One of the biggest points of contention among football fans is the appropriate application of the term ‘derby’.
What exactly constitutes a ‘derby’?
It appears at first glance that the term’s definition is quite straightforward. If two neighbouring football teams play each other, that match is a ‘derby’ match, right?
But then, what constitutes ‘neighbouring’?
Yes, I suppose such an example is still of more interest than something like Arsenal v West Brom as the chances of fans being friends with or working alongside supporters of the other side are much larger.
Then there’s the commute: long trips involve many fans either driving in or being herded on coaches. Even the most uninspiring of city ‘derby’ games sees a bit of what some refer to as ‘bantaaaaah’ on the Underground/Metro lines and buses.
So okay: anything that adds a little extra flavour to an upcoming match is better than nothing. But even with that being said, there is no confusing a ‘derby’ with a ‘grudge’.
Yes, some ‘derby’ matches evolve into genuine rivalries thanks to the bitterness that comes over time and numerous sub-plots.
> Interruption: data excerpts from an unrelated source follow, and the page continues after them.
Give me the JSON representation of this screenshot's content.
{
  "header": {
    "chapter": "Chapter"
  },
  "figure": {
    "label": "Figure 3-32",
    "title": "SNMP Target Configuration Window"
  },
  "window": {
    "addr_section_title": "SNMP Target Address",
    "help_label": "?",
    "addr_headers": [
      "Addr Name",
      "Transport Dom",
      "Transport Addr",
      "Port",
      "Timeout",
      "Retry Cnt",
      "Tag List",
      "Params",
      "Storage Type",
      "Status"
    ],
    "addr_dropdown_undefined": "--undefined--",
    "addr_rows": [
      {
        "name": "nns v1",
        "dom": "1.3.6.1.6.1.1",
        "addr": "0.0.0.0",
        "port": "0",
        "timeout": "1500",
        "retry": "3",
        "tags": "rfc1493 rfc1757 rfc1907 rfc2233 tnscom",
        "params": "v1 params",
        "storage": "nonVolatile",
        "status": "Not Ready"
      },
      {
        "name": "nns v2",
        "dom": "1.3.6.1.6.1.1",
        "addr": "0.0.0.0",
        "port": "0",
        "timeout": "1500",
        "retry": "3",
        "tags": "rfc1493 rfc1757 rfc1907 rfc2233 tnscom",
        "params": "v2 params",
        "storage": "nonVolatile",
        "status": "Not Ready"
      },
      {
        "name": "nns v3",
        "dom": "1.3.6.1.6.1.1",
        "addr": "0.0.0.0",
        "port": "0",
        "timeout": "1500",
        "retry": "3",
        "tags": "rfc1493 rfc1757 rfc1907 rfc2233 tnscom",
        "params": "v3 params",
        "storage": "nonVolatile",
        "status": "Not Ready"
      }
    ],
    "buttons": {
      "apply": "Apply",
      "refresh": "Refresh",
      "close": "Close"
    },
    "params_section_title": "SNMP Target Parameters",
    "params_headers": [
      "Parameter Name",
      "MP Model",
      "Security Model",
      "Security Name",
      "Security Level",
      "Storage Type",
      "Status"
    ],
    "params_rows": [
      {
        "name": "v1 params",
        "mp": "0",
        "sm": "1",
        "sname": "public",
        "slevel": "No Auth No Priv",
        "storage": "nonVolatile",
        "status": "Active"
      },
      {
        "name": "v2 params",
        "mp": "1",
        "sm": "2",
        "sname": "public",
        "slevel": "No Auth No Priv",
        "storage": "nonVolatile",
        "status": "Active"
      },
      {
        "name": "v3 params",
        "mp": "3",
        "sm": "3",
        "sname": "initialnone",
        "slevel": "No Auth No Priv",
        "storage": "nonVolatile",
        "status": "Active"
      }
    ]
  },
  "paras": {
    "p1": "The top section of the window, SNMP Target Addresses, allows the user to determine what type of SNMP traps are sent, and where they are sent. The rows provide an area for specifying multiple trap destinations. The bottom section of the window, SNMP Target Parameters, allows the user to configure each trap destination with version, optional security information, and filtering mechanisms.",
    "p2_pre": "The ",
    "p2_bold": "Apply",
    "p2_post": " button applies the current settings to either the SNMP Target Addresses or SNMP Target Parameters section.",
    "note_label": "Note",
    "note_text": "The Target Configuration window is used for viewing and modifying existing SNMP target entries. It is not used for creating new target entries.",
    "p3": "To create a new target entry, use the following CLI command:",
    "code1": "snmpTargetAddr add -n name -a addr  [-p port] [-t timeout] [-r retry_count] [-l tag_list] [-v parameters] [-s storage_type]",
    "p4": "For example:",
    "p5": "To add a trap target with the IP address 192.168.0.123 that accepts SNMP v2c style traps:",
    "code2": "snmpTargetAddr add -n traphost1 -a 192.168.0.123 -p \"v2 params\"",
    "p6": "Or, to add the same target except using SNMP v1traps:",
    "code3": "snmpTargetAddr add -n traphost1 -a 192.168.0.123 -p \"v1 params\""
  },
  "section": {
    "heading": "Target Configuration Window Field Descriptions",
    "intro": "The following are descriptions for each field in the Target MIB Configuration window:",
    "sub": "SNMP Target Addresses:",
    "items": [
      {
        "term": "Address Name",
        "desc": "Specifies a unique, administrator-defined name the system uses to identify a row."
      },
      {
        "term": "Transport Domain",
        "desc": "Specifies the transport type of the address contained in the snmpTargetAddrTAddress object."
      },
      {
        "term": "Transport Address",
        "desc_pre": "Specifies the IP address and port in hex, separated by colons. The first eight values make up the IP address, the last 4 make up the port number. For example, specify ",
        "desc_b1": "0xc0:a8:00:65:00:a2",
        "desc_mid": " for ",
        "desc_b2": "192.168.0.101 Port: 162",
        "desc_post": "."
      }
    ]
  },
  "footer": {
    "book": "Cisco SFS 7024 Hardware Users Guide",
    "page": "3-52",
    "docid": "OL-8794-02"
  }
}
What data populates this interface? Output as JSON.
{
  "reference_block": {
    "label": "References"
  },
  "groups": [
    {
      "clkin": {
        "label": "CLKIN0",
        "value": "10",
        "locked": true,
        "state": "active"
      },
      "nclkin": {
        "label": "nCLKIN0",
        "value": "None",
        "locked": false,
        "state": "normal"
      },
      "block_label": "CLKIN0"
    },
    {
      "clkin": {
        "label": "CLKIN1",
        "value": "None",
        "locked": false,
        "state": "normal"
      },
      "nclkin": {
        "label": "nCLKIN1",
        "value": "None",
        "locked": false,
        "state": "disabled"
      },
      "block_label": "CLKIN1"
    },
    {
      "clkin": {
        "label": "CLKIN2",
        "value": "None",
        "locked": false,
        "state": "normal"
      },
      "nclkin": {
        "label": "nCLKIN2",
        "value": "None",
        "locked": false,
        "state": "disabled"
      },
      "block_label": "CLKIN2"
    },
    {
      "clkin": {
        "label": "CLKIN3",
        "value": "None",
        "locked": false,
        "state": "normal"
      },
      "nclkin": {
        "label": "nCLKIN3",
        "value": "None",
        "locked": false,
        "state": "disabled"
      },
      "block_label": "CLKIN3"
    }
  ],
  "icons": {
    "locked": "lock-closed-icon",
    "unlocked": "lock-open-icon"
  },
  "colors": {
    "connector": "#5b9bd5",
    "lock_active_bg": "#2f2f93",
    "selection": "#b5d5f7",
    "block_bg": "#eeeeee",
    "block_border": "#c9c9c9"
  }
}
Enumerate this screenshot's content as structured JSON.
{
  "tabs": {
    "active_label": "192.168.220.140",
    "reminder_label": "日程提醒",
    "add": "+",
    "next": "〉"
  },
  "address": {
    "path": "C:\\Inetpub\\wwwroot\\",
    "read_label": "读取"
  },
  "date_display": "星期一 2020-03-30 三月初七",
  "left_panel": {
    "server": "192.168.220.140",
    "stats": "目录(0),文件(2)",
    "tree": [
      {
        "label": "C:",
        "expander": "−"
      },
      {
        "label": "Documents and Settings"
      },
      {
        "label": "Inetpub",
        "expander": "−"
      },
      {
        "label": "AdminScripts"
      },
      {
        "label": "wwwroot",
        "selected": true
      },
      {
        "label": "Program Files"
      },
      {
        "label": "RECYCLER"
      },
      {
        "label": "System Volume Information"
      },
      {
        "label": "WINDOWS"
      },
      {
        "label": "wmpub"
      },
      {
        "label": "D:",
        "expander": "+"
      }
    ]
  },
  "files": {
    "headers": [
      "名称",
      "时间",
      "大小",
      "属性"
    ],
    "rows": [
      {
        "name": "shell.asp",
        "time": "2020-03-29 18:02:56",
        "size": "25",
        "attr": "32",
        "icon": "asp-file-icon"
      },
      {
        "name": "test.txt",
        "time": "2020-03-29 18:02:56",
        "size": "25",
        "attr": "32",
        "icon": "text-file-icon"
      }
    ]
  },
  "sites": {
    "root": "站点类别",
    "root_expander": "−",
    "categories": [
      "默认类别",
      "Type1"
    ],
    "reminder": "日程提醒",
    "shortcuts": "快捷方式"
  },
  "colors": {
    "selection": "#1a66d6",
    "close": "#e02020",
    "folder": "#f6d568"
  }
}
But Saturday’s clash between Tottenham and Chelsea, for me, is not a ‘London derby’ but a very real, very mouth-watering battle between two enemy sides. And rightly so, it’s the headline attraction of the Premier League weekend.
Prior to the arrival of Roman Abramovich, Spurs and the Blues were very similar. Both had patches of silverware in their history, but yearned to be much more in a modern era dominated by Manchester United and Arsenal, and before them Liverpool and Everton.
In fact, the old folk story that the Russian money man was considering making his mark in North London a decade ago, only for a helicopter view of the King’s Road to change his mind, only adds to the vendetta.
Familiarity breeds contempt. In looking at each other, Chelsea and Tottenham fans see a lot of their own club. And they hate it.
The Abramovich situation and a 16-year league run during which Tottenham could not beat Chelsea once saw the West London outfit pull slowly away. Not only were they not in close enough proximity to be an Arsenal-Spurs or a West Ham-Millwall, but for a few years they were also on a different level on the pitch.
The path back for Spurs began in 2006 with the end of the near two-decade hoodoo. It also happened on the watch of one Jose Mourinho.
‘The Special One’, known even before his initial 2004 arrival at Stamford Bridge as a brilliant source of quotable lines and incendiary quips, formally made himself known to the British audience one month in by accusing Tottenham of ‘parking the team bus’ in front of their goal as they held the champions-to-be to a dull 0-0 draw.
Just like that, a year and change after it appeared Chelsea had found checkmate in a rivalry which in prior years had fans living vicariously through hard men like Chopper Harris and Dave Mackay, Tottenham had reason to hate again.
And it was Mourinho who gave it to them.
Jose’s return to Chelsea coincides with Tottenham, arguably, finally reaching the level that Abramovich’s investments took the Blues to, away from the Lilywhites. Beginning with Martin Jol’s fruitful spell in charge, Tottenham have slowly matured in stature and performances under Daniel Levy.
The next step, if Andre Villas-Boas’ men are to complete the return to Chelsea’s level, is Champions League football. And this season more than any other, those four spots are completely up for grabs.
Villas-Boas, a former Mourinho protégé turned sour, took over at Chelsea during their frantic revolving-door managerial phase (which may not yet be over) and lasted just eight months.
If this is the moment when Tottenham finally begin to breathe down Chelsea’s necks again, it couldn’t have been written any sweeter for neither Spurs nor Villas-Boas.
The revival of a rivalry in its purest form would mean redemption for a manager and a club.
And yes, finishing above Arsenal for the first time in 18+ years would be sweet, but if the three London sides do end up mixing it up at the top of the table for the foreseeable future, don’t necessarily presume the North London pairing will be the most vociferous.
As Manchester United and Liverpool – once upon a time, the greatest example of rivalry over ‘derby’ - have shown to an extent in their two meetings so far in 2013/14, all it takes is a little parity, not proximity, for two dogs to really start showing their teeth at one another.
And whether a supporter of one of the teams involved or a neutral, don’t we just love it?